The interim findings of Operation Kenova will be revealed after an investigation lasting seven years and costing approximately £40 million.

Kenova has probed the activities of the agent Stakeknife within the Provisional IRA.

Stakeknife was part of the terror group’s internal security unit and Kenova examined crimes such as murder and torture, and the role played by the security services, including MI5.

The PA news agency understands the 200-page report will call for apologies from the UK Government and the IRA to bereaved families and surviving victims.

It is also expected to call for a review into the UK Government policy of neither confirming nor denying sensitive information relating to intelligence issues.

The agent Stakeknife was widely believed to be west Belfast man Freddie Scappaticci, who was in his 70s when he died last year.

However, it is understood Scappaticci will not be named in the report when it is published.
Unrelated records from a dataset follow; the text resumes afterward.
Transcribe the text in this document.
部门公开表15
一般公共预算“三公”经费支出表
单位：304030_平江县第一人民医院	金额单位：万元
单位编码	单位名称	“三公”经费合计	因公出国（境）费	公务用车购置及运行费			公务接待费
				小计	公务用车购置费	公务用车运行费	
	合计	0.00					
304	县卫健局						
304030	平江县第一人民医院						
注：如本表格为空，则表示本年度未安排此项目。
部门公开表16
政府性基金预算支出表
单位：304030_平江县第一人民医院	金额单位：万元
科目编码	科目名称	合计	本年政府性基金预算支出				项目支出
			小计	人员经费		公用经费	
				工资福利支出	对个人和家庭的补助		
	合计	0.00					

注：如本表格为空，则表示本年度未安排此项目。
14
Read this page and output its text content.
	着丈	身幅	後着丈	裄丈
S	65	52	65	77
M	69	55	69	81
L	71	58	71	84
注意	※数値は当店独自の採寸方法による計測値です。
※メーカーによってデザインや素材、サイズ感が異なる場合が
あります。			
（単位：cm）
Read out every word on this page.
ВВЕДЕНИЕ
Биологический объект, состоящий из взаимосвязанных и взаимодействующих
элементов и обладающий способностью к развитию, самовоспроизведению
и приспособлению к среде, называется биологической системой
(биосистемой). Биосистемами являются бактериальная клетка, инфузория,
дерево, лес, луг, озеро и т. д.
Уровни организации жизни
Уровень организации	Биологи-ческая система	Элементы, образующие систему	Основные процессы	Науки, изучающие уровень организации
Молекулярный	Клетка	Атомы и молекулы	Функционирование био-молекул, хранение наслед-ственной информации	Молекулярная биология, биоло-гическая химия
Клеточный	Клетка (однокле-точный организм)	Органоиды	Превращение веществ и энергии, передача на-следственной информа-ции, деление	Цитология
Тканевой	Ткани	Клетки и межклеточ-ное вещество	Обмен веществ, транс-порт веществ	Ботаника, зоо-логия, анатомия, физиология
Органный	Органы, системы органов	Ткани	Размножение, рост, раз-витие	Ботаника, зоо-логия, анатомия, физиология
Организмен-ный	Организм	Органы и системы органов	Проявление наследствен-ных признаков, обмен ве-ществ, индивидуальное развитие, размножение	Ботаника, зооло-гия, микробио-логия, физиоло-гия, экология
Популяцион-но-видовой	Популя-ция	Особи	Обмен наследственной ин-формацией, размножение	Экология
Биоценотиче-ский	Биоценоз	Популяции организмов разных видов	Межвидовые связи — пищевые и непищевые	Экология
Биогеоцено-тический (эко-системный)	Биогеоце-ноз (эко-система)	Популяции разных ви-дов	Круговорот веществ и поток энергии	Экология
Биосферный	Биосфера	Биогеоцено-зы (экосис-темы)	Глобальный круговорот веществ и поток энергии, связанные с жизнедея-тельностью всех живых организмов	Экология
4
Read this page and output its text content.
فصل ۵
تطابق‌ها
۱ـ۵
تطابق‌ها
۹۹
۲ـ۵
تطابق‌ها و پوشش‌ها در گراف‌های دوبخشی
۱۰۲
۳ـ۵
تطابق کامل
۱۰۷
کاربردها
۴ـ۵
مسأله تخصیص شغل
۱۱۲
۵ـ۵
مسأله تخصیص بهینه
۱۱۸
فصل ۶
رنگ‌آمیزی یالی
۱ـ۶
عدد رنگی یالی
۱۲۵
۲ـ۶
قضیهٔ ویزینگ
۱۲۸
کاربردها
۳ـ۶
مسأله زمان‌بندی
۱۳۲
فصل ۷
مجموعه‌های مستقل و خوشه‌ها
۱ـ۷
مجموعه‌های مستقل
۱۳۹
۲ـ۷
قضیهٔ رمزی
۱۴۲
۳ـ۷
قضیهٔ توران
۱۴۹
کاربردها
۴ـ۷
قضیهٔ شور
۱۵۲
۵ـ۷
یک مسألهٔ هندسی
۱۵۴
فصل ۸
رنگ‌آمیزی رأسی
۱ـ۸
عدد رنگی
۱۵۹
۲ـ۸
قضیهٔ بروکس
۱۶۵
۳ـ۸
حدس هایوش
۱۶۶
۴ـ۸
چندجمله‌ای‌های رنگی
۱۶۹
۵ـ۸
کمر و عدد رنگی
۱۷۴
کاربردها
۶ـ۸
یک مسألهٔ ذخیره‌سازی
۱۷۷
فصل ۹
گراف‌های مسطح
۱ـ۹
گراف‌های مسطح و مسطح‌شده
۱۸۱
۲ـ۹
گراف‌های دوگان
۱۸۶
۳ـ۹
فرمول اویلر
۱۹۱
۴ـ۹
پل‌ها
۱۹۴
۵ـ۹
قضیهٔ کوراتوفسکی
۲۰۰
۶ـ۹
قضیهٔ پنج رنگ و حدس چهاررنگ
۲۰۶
The Kenova investigation was originally headed up by Jon Boutcher but he left the position to take up the role of chief constable of the Police Service of Northern Ireland (PSNI).

Last week the Public Prosecution Service in Northern Ireland announced that no prosecutions would be pursued after consideration of the last batch of files from the investigation.

Some 32 people, including former police, former military personnel and people linked with the IRA, were considered for prosecution on a range of charges from murder and abduction to misconduct in public office and perjury.

However, the PPS found there was insufficient evidence to pursue cases.

Current Kenova head Sir Iain Livingstone expressed frustration at the decision.

He said the team had built “a strong and compelling case which we are frustrated will now not be tested before a court”.

At a public meeting of the Northern Ireland Policing Board on Thursday, Mr Boutcher was asked if he agreed.

“I can tell you now I agree with Iain Livingstone and I will be dealing with all of this tomorrow.”

However, the daughter of an IRA victim insisted Operation Kenova has not failed victims, despite the lack of prosecutions.

The body of Belfast woman Caroline Moreland, a 34-year-old Catholic mother of three, was found near Rosslea, Co Fermanagh, in July 1994.

Shauna Moreland was 10-years-old at the time of her mother’s death.

She said: “If these cases had been properly investigated at the time there could have been prosecutions.

“We have been failed by the system since 1994 and it was only when our cases were moved outside Northern Ireland that we got a process we could believe in.

“Right from the start, Jon Boutcher told us that Kenova would be a victims-first approach and that’s what he gave us.”

She added: “There was nothing until Kenova gave what my mother deserved.

“They showed that my mum mattered and she was not just a statistic.”